Gas costs are high, pollution fills our air, and tax breaks are available for those who drive to work. Bicyclist enthusiasts, including some Congressmen in Washington, think the time is right to extend those tax breaks to bicycling commuters.
Representatives Earl Blumenauer (D-OR) and Mark Foley (R-FL) have reintroduced the Bike Commuter Act, H.R. 1265, which would amend Section 132 of the IRS Code to include bicycles as a mode of transportation that qualifies for transportation fringe benefit accounts.
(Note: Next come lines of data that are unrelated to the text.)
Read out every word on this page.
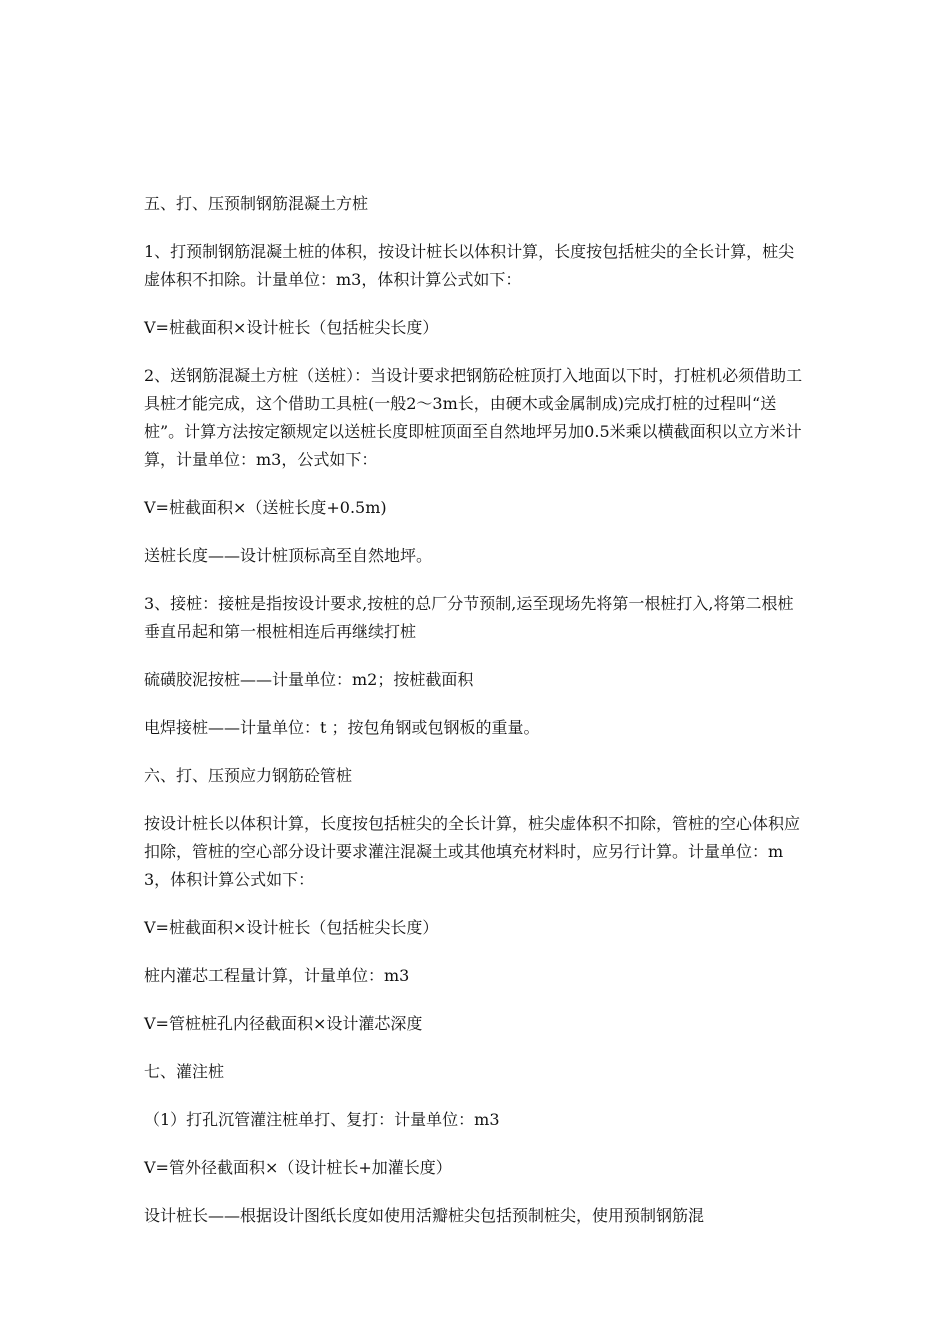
五、打、压预制钢筋混凝土方桩

1、打预制钢筋混凝土桩的体积，按设计桩长以体积计算，长度按包括桩尖的全长计算，桩尖虚体积不扣除。计量单位：m3，体积计算公式如下：

V=桩截面积×设计桩长（包括桩尖长度）

2、送钢筋混凝土方桩（送桩）：当设计要求把钢筋砼桩顶打入地面以下时，打桩机必须借助工具桩才能完成，这个借助工具桩(一般2～3m长，由硬木或金属制成)完成打桩的过程叫“送桩”。计算方法按定额规定以送桩长度即桩顶面至自然地坪另加0.5米乘以横截面积以立方米计算，计量单位：m3，公式如下：

V=桩截面积×（送桩长度+0.5m)

送桩长度——设计桩顶标高至自然地坪。

3、接桩：接桩是指按设计要求,按桩的总厂分节预制,运至现场先将第一根桩打入,将第二根桩垂直吊起和第一根桩相连后再继续打桩

硫磺胶泥按桩——计量单位：m2；按桩截面积

电焊接桩——计量单位：t ；按包角钢或包钢板的重量。

六、打、压预应力钢筋砼管桩

按设计桩长以体积计算，长度按包括桩尖的全长计算，桩尖虚体积不扣除，管桩的空心体积应扣除，管桩的空心部分设计要求灌注混凝土或其他填充材料时，应另行计算。计量单位：m3，体积计算公式如下：

V=桩截面积×设计桩长（包括桩尖长度）

桩内灌芯工程量计算，计量单位：m3

V=管桩桩孔内径截面积×设计灌芯深度

七、灌注桩

（1）打孔沉管灌注桩单打、复打：计量单位：m3

V=管外径截面积×（设计桩长+加灌长度）

设计桩长——根据设计图纸长度如使用活瓣桩尖包括预制桩尖，使用预制钢筋混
Under current law, employers are entitled to create transportation fringe benefit accounts that provide tax exemptions for up to $180 to employees who park in qualified employer provided parking areas or up to $100 for employees who take mass transportation or participate in vanpools to commute to and from work. The money is provided to employees as a salary reduction that is not subject to federal income tax.
"It's time to level the playing field for bicycle commuters," said Rep. Blumenauer. "People who bike to work should have the same financial incentives as those who use transit or participate in a qualified parking plan." Rep. Blumenauer is a bicycling enthusiast who has biked to his Capital Hill office for years.
The League of American Bicyclists indicates that nearly 1 million workers commute on a regular basis by bicycle. The Bureau of Transportation Statistics has found that nearly 50% of the population commutes five miles or fewer to work each day. Reps. Blumenauer and Foley are convinced that many of these commuters would turn in their car keys in favor of bicycling with the proper tax incentives.
The Bike Commuter Act has failed to pass in previous years, however Rep. Blumenauer believes momentum is building to the point where the act could pass this time around. "It's the right thing to do," he said.